Put Woz’ personality ingredients together and you have a combustible mix. You get high school pranks that today would get you expelled or even put in jail, like making a fake “bomb” with a metronome in it to tick tick tick, and then tick all the faster when the teacher opened the locker door. The teacher was so scared he dragged the “bomb” into the center of the football field to dismantle it. At his high school they had a file of pranks the principal knew Woz had done “but he was too smart to get caught.”

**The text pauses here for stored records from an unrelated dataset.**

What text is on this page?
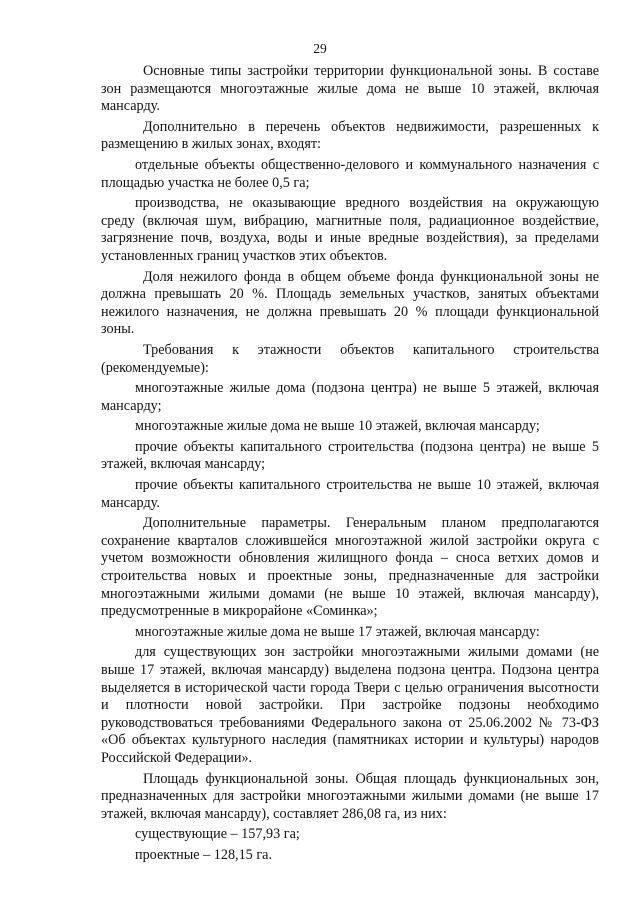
29

Основные типы застройки территории функциональной зоны. В составе зон размещаются многоэтажные жилые дома не выше 10 этажей, включая мансарду.

Дополнительно в перечень объектов недвижимости, разрешенных к размещению в жилых зонах, входят:

отдельные объекты общественно-делового и коммунального назначения с площадью участка не более 0,5 га;

производства, не оказывающие вредного воздействия на окружающую среду (включая шум, вибрацию, магнитные поля, радиационное воздействие, загрязнение почв, воздуха, воды и иные вредные воздействия), за пределами установленных границ участков этих объектов.

Доля нежилого фонда в общем объеме фонда функциональной зоны не должна превышать 20 %. Площадь земельных участков, занятых объектами нежилого назначения, не должна превышать 20 % площади функциональной зоны.

Требования к этажности объектов капитального строительства (рекомендуемые):

многоэтажные жилые дома (подзона центра) не выше 5 этажей, включая мансарду;

многоэтажные жилые дома не выше 10 этажей, включая мансарду;

прочие объекты капитального строительства (подзона центра) не выше 5 этажей, включая мансарду;

прочие объекты капитального строительства не выше 10 этажей, включая мансарду.

Дополнительные параметры. Генеральным планом предполагаются сохранение кварталов сложившейся многоэтажной жилой застройки округа с учетом возможности обновления жилищного фонда – сноса ветхих домов и строительства новых и проектные зоны, предназначенные для застройки многоэтажными жилыми домами (не выше 10 этажей, включая мансарду), предусмотренные в микрорайоне «Соминка»;

многоэтажные жилые дома не выше 17 этажей, включая мансарду:

для существующих зон застройки многоэтажными жилыми домами (не выше 17 этажей, включая мансарду) выделена подзона центра. Подзона центра выделяется в исторической части города Твери с целью ограничения высотности и плотности новой застройки. При застройке подзоны необходимо руководствоваться требованиями Федерального закона от 25.06.2002 № 73-ФЗ «Об объектах культурного наследия (памятниках истории и культуры) народов Российской Федерации».

Площадь функциональной зоны. Общая площадь функциональных зон, предназначенных для застройки многоэтажными жилыми домами (не выше 17 этажей, включая мансарду), составляет 286,08 га, из них:

существующие – 157,93 га;

проектные – 128,15 га.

The Woz brought this playfulness to Apple. “I would invent brand new things just to have fun and Steve (Jobs) would find ways to make money off them. But when it came to the Apple I computer Woz did it just the way he wanted it to be. I told Steve, “if you want a different computer, go get yourself one.” Of course there were no other personal computers in the world, “so he was stuck with mine.”

The Woz was very aware that the product had to be not only engineered to work perfectly but also to look like everyone’s best dream of what the product could be. He calls that marketing. Of course the other Steve excelled at that.  The third ingredient Woz adds is financing plus business knowledge. When Apple had no money to manufacture their product, entrepreneur Mark Markulla supplied $250,000 and his expertise in building tech companies. He was certain personal computing would take off.

Apple put together all three elements: the engineering to make a product work, the marketing to make it something people really wanted, and the financing to make it real. The result is history.